Does MATLAB support the parallelization of supervised machine learning algorithms? Alternatives?

376 views Asked by At

Up to now I have used RapidMiner for some data/text mining tasks, but with an increasing amount of data there are huge performance issues. AFAIK the RapidMiner Parallel Processing Extensions is only available for the enterprise version - unfortunately I am limited to the community version.

Now I want to transfer the tasks to a high performance cluster by using MATLAB (academic license). I did not find any information that the Parallel Computation Toolbox supports e.g. SVM or KNN.

Does MATLAB or any additional libraries support the paralleliization of data mining algorithms?

1

There are 1 answers

2
Sam Roberts On

Most data mining and machine learning functionality for MATLAB is contained within Statistics Toolbox (in recent versions, that's called Statistics and Machine Learning Toolbox). To enable parallelization, you'll also need Parallel Computing Toolbox, and to enable that parallelization to be carried out on an HPC cluster, you'll need to install MATLAB Distributed Computing Server on the cluster.

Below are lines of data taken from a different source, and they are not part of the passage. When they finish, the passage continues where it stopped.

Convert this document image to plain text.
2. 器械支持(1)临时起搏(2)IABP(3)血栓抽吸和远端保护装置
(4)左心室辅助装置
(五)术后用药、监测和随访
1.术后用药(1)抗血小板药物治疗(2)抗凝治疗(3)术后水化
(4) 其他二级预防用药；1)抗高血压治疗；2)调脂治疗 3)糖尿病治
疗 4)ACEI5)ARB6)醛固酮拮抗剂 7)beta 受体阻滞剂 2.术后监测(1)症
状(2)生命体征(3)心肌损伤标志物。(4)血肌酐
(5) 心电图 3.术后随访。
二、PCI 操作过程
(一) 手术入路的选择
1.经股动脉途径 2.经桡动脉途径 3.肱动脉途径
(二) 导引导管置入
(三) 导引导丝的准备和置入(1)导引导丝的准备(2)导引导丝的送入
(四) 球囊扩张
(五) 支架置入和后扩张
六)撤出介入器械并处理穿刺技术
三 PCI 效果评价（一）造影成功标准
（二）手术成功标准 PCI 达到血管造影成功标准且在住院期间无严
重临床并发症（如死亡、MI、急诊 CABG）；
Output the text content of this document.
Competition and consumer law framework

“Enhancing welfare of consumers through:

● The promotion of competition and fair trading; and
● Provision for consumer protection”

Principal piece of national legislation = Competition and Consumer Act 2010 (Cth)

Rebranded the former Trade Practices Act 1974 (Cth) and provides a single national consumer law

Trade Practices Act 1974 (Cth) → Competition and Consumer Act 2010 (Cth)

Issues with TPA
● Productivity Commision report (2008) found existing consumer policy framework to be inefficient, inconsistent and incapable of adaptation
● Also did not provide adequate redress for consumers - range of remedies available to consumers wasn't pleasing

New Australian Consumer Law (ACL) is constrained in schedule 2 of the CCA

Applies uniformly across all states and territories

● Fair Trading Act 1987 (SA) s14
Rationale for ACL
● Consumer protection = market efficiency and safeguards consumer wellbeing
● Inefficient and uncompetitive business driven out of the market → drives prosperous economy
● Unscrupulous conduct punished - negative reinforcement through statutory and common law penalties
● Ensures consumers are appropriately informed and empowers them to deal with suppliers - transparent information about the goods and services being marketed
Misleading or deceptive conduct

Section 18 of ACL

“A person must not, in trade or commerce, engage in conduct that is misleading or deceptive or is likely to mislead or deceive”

There are lots of ways that you might want to parallelize data mining tasks - for example, you might want to parallelize an individual learning task, or parallelize a cross-validation, or parallelize several learning tasks across multiple datasets.

The first is possible for some, but not all of the data mining algorithms in Statistics Toolbox. MathWorks are gradually introducing that piece by piece. For example, kmeans is parallelized, and there is a parallelized algorithm for bagged decision trees, but I believe SVM learning is currently not parallelized. You'll need to look into the documentation for Statistics Toolbox to find out if the algorithms you require are on the list.

The second two are possible. Functionality in Statistics Toolbox for cross-validation (and bootstrapping, jack-knifing) is parallelized, as are some feature selection algorithms. And in order to parallelize running several jobs over multiple datasets, you can use functionality from Parallel Computing Toolbox (such as a parfor or parallel for loop) to iterate over them.

In addition, the upcoming R2015b release of MATLAB (out in September) will include GPU-enabled statistics functionality, providing additional speedups.